In BeliefNet online, Rabbi David Wolpe clearly and concisely outlines the reasons why those who claim to be Anti-Israel / Anti-Zionist but not Anti-Semitic are deluded at best, amoral at worst. One could call this essay "The LLL Alternate Universe for Dummies". The Rabbi tells it like it is. During the darker moments where I consider what it means to be an American and what it means to be an Isreali (and in the 21st Century they mean exactly the same thing - the alchemy of envy, hatred and intolerance made terrifyingly whole in terrorism), I really do think that God is testing the world. Not Jews and Americans, specifically, but those who would target and murder them.

"It may be happenstance that people who live in countries where Jews were hated for millennia are saying that only Jews should not have a country, or criticize that country exclusively, or ignore atrocities perpetrated by other countries, or have deep understanding of those who are moved to murder Jews. It may shows nothing but a sensitivity bordering on paranoia to be troubled at the juncture of ancient, enduring hatreds with modern censure. Criticism of Israel across Europe surely has nothing to do with the searing observation by David Cesarani in London's Guardian that "Indeed, the 'final solution of the Jewish question' was probably the only genuine pan-European enterprise of the 20th century." The last thing all Europe agreed upon was the elimination of Jews, and now it agrees on the unredeemable savagery of Israel. To assume a relation between the hatred that was and the vilification that is risks being called "a Zionist propagandist" one of those phrases designed not to describe, but to strangle discussion.

I know people in Israel whose children have been killed. Not because someone else was the intended target, not because of clumsiness or the heedless use of great force, but because the children were deliberately targeted. After all, the murderers last month of the Hatuel family stopped a pregnant woman and four children in a Jeep, and systematically shot each of them. Neither the mother nor the little children were armed. They were merely Jews. Imagine if it were done on the streets of a major American city. Here such a person is called Charles Manson; in the halls of the Hague, they are fighters for freedom.
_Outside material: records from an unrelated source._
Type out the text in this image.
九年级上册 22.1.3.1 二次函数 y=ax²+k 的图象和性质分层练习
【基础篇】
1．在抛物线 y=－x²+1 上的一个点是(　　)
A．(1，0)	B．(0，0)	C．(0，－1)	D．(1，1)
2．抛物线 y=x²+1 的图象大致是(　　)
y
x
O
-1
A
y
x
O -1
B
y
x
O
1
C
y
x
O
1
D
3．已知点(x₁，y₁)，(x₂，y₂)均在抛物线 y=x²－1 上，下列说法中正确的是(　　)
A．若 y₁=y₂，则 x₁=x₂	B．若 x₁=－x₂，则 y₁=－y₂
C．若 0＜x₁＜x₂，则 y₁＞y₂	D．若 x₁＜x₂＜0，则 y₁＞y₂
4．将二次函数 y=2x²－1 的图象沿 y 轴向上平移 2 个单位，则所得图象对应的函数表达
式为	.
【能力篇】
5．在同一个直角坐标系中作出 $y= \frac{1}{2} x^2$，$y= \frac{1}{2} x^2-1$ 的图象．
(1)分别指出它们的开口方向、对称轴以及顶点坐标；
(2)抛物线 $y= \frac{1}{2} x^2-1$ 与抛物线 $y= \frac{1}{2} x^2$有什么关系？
Are Jews always the victims? Certainly not. Israel is in a grip of mutual despair with Palestinians who have suffered much, and their plight is intolerable. That is why more than 150,000 people showed up to demonstrate in Israel on May 15 in favor of a Gaza pullout, the only country in the area where such a demonstration could peaceably take place."
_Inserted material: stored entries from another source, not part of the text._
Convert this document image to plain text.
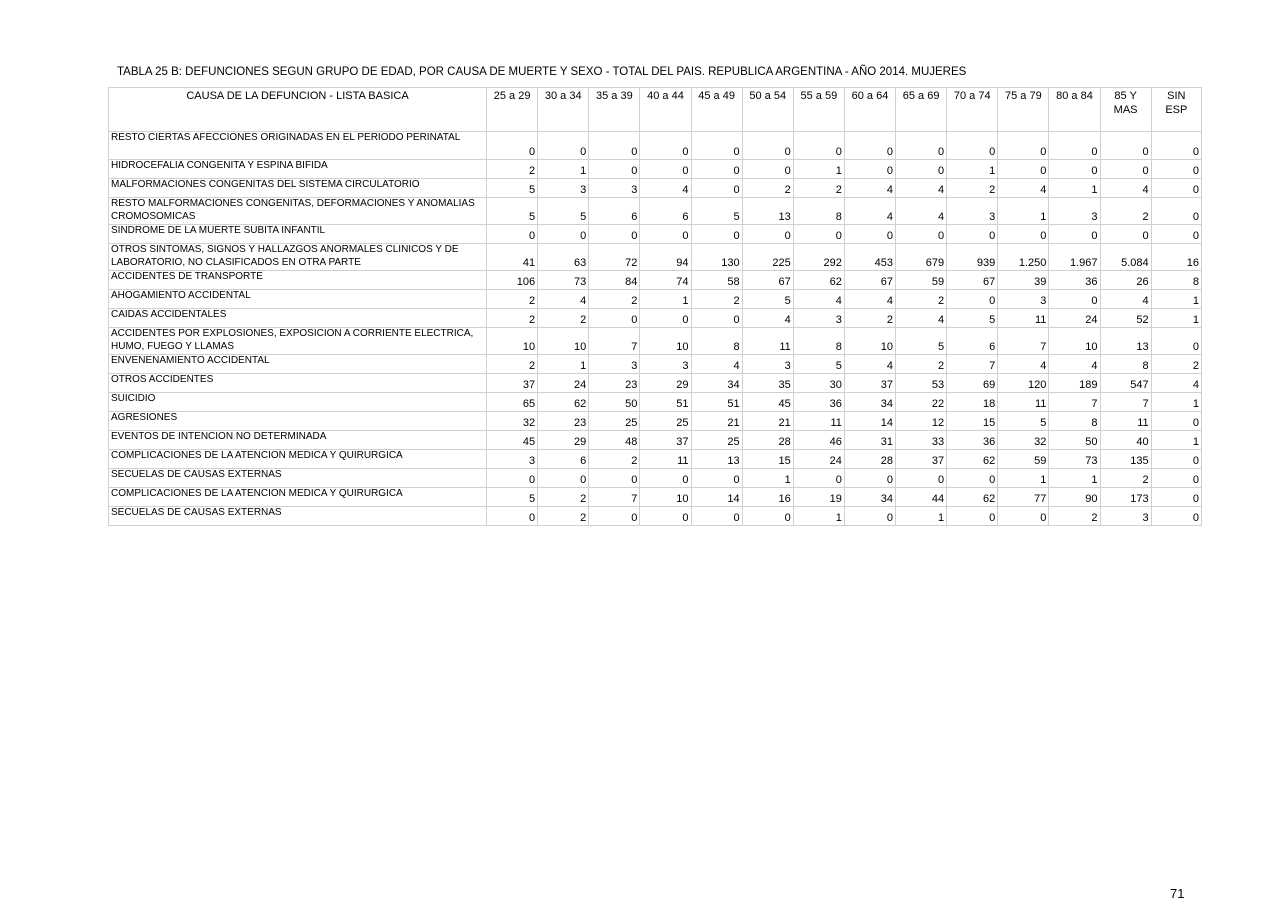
TABLA 25 B: DEFUNCIONES SEGUN GRUPO DE EDAD, POR CAUSA DE MUERTE Y SEXO - TOTAL DEL PAIS. REPUBLICA ARGENTINA - AÑO 2014. MUJERES
CAUSA DE LA DEFUNCION - LISTA BASICA	25 a 29	30 a 34	35 a 39	40 a 44	45 a 49	50 a 54	55 a 59	60 a 64	65 a 69	70 a 74	75 a 79	80 a 84	85 Y MAS	SIN ESP
RESTO CIERTAS AFECCIONES ORIGINADAS EN EL PERIODO PERINATAL	0	0	0	0	0	0	0	0	0	0	0	0	0	0
HIDROCEFALIA CONGENITA Y ESPINA BIFIDA	2	1	0	0	0	0	1	0	0	1	0	0	0	0
MALFORMACIONES CONGENITAS DEL SISTEMA CIRCULATORIO	5	3	3	4	0	2	2	4	4	2	4	1	4	0
RESTO MALFORMACIONES CONGENITAS, DEFORMACIONES Y ANOMALIAS CROMOSOMICAS	5	5	6	6	5	13	8	4	4	3	1	3	2	0
SINDROME DE LA MUERTE SUBITA INFANTIL	0	0	0	0	0	0	0	0	0	0	0	0	0	0
OTROS SINTOMAS, SIGNOS Y HALLAZGOS ANORMALES CLINICOS Y DE LABORATORIO, NO CLASIFICADOS EN OTRA PARTE	41	63	72	94	130	225	292	453	679	939	1.250	1.967	5.084	16
ACCIDENTES DE TRANSPORTE	106	73	84	74	58	67	62	67	59	67	39	36	26	8
AHOGAMIENTO ACCIDENTAL	2	4	2	1	2	5	4	4	2	0	3	0	4	1
CAIDAS ACCIDENTALES	2	2	0	0	0	4	3	2	4	5	11	24	52	1
ACCIDENTES POR EXPLOSIONES, EXPOSICION A CORRIENTE ELECTRICA, HUMO, FUEGO Y LLAMAS	10	10	7	10	8	11	8	10	5	6	7	10	13	0
ENVENENAMIENTO ACCIDENTAL	2	1	3	3	4	3	5	4	2	7	4	4	8	2
OTROS ACCIDENTES	37	24	23	29	34	35	30	37	53	69	120	189	547	4
SUICIDIO	65	62	50	51	51	45	36	34	22	18	11	7	7	1
AGRESIONES	32	23	25	25	21	21	11	14	12	15	5	8	11	0
EVENTOS DE INTENCION NO DETERMINADA	45	29	48	37	25	28	46	31	33	36	32	50	40	1
COMPLICACIONES DE LA ATENCION MEDICA Y QUIRURGICA	3	6	2	11	13	15	24	28	37	62	59	73	135	0
SECUELAS DE CAUSAS EXTERNAS	0	0	0	0	0	1	0	0	0	0	1	1	2	0
COMPLICACIONES DE LA ATENCION MEDICA Y QUIRURGICA	5	2	7	10	14	16	19	34	44	62	77	90	173	0
SECUELAS DE CAUSAS EXTERNAS	0	2	0	0	0	0	1	0	1	0	0	2	3	0
71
Read it all, and emerge with enough intellectual arms and armor to debunk any and all who would attempt to spew anti-semitic hatred as anything but.


Tuesday, June 15, 2004

From the "That's News To Me" department ...

In a deposition regarding sexual harassment of females by University of Colorado football players, the University of Colorado President, Elizabeth Hoffman claims (President)says slur can be "term of endearment" . Hoffman, a Medieval History scholar, asserts that the "C-word" (used to refer to a woman's private parts) hasn't always been a pejorative one. Perhaps this was so in 500 - 1400 AD, but there's no positive connotation in the 21st century:

In the deposition, Hoffman was asked whether the "c-word" is "filthy and vile."

She said she knows the word is a swear word, but "It is all in the context of what--of how it is used and when it is used."

She was asked, "Can you indicate any polite context in which that word would be used?"

Hoffman answered, "Yes, I've actually heard it used as a term of endearment."



Clearly, President Hoffman runs in a far racier crowd than I do.